Sombre indubitablement, et même un peu “sanglant” par moment, mais “pas triste pour autant”, ce cinquième album représente pour Joan une acceptation de soi (le sujet principal du titre I don’t Mind) et une libération : “je n’ai pas choisi, c’est juste ce qui s’est passé dans ma vie ces dernières années”. Cette liberté, elle en fait écho sur Steed (for Jean Genêt), un titre presque disco où on l’entend crier avec ce timbre sauvage et si salvateur, en hommage à Jean Genet et à son oeuvre Notre Dame des Fleurs : “Il personnifie la liberté pour moi. “Coup dur de 2017, Joan ne fait pas l’impasse sur l’élection de Donald Trump et sur la marche des femmes qui a réveillé Washington sur The Silence : “J’ai enregistré les chants de rue sur mon téléphone, et c’est ce qu’on retrouve sur l’album.”
Et si son second album To Survive conjurait le décès de sa mère atteinte d’un cancer, ce dernier semble exorciser la disparition de ses deux pères (adoptif et génétique), morts à 6 mois d’écarts (dans What Was it Like).
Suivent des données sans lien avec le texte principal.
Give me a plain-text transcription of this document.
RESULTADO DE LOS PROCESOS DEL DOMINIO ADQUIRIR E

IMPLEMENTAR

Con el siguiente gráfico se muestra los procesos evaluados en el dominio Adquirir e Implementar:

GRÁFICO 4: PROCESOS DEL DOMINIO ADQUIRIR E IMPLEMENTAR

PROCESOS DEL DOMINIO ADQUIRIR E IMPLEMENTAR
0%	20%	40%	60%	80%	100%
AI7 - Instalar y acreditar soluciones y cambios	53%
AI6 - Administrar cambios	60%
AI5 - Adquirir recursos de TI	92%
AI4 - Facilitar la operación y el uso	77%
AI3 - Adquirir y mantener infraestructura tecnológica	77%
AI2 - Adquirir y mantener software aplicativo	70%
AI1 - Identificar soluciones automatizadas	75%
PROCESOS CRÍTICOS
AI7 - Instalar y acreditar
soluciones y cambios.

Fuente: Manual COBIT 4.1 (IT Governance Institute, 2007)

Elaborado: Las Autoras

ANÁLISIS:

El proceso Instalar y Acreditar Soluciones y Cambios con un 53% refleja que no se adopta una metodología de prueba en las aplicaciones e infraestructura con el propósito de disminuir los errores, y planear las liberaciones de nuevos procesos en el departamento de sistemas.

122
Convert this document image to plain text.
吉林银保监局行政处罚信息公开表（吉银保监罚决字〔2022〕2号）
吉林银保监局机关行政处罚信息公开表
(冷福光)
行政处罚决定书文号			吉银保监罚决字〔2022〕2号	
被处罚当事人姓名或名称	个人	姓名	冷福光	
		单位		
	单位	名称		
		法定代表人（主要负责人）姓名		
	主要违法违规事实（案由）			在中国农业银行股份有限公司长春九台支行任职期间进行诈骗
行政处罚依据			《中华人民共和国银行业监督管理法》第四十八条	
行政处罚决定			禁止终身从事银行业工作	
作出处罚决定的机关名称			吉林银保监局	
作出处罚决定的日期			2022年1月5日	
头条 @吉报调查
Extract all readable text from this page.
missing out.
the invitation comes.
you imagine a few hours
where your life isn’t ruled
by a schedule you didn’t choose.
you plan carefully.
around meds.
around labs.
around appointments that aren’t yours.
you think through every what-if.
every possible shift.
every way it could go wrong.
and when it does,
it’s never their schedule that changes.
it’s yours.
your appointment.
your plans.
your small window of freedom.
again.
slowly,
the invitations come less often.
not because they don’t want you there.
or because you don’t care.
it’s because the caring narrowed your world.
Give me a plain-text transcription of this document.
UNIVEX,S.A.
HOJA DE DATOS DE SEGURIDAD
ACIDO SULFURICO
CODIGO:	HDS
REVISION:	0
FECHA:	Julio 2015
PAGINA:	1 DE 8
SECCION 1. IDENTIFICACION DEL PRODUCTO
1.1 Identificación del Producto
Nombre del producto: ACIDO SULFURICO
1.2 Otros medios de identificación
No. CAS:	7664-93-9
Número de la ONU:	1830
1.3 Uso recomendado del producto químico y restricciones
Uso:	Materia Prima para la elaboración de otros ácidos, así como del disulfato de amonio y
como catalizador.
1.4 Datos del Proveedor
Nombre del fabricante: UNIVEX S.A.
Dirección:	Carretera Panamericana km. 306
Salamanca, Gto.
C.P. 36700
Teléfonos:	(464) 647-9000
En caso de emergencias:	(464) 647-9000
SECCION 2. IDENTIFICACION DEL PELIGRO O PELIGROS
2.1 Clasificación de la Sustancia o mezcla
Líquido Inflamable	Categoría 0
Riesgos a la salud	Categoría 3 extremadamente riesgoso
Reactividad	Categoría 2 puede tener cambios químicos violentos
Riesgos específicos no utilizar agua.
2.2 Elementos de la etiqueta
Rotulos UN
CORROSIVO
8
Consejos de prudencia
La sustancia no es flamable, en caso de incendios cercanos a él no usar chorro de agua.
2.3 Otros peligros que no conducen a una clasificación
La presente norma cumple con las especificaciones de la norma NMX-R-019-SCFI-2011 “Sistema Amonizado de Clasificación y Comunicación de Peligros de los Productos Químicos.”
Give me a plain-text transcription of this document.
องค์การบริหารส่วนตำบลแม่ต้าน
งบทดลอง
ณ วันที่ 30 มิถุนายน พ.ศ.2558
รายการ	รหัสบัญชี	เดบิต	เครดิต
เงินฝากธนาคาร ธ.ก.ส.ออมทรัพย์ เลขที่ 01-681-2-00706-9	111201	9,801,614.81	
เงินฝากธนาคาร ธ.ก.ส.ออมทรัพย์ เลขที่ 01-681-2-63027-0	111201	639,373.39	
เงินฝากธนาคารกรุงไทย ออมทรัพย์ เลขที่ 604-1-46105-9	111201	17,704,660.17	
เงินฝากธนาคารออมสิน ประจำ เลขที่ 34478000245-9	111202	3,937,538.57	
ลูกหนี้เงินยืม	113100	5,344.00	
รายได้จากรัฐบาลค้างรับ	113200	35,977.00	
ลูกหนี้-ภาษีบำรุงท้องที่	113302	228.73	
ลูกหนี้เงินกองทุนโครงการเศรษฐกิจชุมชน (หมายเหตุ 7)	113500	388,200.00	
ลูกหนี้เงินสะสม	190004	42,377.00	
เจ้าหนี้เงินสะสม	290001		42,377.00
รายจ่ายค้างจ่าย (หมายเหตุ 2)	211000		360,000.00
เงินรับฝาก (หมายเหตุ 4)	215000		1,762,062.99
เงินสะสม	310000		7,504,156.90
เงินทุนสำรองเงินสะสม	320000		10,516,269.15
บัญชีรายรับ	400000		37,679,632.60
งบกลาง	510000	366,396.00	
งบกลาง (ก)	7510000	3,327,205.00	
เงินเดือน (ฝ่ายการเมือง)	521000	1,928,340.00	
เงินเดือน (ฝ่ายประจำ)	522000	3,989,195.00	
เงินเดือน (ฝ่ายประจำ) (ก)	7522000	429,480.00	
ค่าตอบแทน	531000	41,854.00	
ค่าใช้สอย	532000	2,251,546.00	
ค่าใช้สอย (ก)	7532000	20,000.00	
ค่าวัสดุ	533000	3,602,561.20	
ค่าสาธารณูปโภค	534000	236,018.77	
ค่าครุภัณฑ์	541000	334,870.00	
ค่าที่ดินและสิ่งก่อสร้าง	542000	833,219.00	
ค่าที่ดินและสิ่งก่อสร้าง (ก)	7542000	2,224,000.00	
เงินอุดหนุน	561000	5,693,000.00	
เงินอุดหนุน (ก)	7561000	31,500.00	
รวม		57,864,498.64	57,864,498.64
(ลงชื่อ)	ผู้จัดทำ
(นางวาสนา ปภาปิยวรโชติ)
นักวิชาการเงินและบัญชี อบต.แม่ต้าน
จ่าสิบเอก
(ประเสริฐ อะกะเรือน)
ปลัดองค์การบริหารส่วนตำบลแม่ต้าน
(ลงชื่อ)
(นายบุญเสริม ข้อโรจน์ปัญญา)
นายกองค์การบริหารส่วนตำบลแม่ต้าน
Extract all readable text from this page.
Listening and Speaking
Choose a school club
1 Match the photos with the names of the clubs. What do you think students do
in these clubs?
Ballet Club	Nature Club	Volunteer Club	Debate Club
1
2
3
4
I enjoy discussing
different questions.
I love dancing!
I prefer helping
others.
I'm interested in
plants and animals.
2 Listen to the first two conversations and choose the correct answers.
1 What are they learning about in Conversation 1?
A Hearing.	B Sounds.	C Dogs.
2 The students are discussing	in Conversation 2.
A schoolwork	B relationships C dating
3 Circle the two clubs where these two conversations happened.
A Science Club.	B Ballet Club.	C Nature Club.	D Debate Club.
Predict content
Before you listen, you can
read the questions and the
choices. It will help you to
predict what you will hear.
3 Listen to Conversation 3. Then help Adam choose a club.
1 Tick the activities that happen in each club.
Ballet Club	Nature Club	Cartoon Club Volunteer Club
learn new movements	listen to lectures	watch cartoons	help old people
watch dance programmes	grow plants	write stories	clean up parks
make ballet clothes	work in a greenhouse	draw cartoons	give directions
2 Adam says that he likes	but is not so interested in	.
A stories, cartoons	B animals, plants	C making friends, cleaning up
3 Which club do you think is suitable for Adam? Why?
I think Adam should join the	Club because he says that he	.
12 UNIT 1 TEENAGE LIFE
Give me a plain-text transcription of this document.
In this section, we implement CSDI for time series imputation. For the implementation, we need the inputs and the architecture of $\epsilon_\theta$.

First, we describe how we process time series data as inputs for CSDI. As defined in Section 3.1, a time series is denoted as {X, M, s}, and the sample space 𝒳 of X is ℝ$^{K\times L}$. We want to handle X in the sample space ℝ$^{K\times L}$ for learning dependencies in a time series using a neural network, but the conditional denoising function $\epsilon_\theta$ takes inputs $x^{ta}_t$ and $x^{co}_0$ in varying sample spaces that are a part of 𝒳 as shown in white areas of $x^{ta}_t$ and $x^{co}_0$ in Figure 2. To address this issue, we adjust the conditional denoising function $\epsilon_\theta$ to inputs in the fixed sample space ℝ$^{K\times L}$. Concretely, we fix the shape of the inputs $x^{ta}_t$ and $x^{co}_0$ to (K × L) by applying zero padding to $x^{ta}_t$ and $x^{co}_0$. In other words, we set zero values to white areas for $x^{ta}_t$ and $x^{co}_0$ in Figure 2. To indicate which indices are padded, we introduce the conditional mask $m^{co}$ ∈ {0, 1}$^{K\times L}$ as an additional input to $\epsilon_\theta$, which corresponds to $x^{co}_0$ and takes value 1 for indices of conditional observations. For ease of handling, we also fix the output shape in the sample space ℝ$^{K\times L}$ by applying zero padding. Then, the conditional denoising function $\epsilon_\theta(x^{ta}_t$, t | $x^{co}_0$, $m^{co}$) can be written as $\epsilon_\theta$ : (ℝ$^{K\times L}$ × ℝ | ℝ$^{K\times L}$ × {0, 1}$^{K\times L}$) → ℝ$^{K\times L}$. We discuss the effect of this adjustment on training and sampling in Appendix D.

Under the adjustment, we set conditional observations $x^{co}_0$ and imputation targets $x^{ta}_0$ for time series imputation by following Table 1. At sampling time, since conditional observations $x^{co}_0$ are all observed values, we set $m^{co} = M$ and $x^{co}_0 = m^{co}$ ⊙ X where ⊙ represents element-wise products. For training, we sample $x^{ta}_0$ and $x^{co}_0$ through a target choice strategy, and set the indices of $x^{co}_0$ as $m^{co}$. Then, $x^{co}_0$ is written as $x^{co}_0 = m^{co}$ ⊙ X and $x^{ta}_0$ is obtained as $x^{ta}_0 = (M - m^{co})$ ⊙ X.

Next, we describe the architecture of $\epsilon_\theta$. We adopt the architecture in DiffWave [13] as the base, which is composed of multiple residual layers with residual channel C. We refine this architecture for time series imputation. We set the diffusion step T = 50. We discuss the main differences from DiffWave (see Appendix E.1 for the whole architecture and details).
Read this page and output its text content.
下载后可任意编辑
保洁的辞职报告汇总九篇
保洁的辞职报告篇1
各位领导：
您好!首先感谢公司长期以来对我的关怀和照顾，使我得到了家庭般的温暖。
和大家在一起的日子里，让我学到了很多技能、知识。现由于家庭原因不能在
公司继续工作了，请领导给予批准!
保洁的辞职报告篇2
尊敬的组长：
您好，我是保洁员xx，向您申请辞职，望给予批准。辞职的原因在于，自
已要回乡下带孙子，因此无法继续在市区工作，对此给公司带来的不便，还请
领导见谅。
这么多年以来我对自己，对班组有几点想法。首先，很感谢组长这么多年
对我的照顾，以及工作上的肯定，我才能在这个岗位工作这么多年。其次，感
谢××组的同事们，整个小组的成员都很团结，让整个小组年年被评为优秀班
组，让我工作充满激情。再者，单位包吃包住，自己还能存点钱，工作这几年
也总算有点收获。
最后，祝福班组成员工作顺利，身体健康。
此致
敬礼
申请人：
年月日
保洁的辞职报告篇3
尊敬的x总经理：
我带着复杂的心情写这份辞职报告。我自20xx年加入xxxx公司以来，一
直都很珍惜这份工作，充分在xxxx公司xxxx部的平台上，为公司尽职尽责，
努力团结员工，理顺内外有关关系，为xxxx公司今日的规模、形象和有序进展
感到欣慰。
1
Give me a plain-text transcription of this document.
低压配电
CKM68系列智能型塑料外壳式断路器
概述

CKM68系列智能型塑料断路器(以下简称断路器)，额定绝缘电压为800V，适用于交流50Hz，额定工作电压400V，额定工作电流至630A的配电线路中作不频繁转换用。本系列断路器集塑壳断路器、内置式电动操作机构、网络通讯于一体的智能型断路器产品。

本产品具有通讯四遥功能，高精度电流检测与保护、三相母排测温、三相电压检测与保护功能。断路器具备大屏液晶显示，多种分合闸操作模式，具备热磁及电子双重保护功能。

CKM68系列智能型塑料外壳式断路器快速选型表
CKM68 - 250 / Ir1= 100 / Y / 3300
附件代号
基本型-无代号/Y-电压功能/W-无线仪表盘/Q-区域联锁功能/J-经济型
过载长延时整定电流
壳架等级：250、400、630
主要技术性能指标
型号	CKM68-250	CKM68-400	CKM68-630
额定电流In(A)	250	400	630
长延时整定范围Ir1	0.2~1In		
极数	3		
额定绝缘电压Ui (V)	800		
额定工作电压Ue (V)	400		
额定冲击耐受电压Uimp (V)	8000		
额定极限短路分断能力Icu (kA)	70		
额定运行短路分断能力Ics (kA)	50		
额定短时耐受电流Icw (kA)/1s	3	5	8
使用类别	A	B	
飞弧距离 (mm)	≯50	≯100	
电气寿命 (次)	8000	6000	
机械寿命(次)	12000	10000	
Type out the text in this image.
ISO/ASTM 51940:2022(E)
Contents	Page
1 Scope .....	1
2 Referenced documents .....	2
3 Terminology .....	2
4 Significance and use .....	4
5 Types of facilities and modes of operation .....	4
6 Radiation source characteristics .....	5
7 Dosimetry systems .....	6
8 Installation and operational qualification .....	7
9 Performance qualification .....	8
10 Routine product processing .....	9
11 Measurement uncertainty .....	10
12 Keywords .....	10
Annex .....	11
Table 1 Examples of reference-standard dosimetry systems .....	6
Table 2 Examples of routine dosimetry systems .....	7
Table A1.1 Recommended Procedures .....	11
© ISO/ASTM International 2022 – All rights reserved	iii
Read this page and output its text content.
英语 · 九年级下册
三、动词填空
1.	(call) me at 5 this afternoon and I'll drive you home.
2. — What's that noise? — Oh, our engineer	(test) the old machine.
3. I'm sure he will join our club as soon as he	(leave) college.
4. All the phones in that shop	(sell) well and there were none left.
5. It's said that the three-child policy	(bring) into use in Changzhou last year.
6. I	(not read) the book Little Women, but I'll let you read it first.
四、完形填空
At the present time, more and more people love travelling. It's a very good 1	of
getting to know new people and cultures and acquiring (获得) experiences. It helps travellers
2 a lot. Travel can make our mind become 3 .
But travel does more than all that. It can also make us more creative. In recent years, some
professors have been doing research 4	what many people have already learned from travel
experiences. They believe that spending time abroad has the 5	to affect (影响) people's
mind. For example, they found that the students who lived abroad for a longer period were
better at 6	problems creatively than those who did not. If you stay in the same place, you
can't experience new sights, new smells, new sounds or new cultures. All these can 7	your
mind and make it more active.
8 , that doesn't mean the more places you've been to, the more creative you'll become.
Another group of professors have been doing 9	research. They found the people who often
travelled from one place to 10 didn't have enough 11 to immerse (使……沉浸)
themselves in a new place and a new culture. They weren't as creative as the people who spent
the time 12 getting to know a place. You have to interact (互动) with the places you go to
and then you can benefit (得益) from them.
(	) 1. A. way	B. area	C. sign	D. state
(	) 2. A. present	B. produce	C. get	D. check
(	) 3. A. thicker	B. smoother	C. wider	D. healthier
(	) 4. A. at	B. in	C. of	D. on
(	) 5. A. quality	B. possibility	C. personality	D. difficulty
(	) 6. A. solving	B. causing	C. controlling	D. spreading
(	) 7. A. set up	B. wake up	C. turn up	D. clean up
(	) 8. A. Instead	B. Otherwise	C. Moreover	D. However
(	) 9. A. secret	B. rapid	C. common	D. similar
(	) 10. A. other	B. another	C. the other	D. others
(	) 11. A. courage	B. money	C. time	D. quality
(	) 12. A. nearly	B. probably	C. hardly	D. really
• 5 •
https://www.youtube.com/watch?v=vUTe6cWvuWU
Comme un équilibre instable qui est le sien, des chansons plus légères viennent s’acoquiner aux plus graves. Non sans humour, elle s’en prend par exemple à la surconsommation de spiritualité de supermarché dans Rely On et décrit ironiquement l’homme idéal sur Valid Jagger : “Je prends Mick Jagger comme modèle, comme un homme iconique et glamour.” Sans faire l’impasse sur l’amour avec un grand M (Warning Bell, Tell Me). Usant la musique comme une cure et le chant comme une psychanalyse, Joan signe un ouvrage d’une rare sincérité. Un grand cru de Joan.
Album Damned Devotion (PIAS) disponible sur Apple Music
En concert le 2 avril au Botanique (Bruxelles), le 4 avril à La Maroquinerie (Paris) à l’occasion d’une Pias Nites et le 5 avril au Fri-son (Fribourg, Suisse).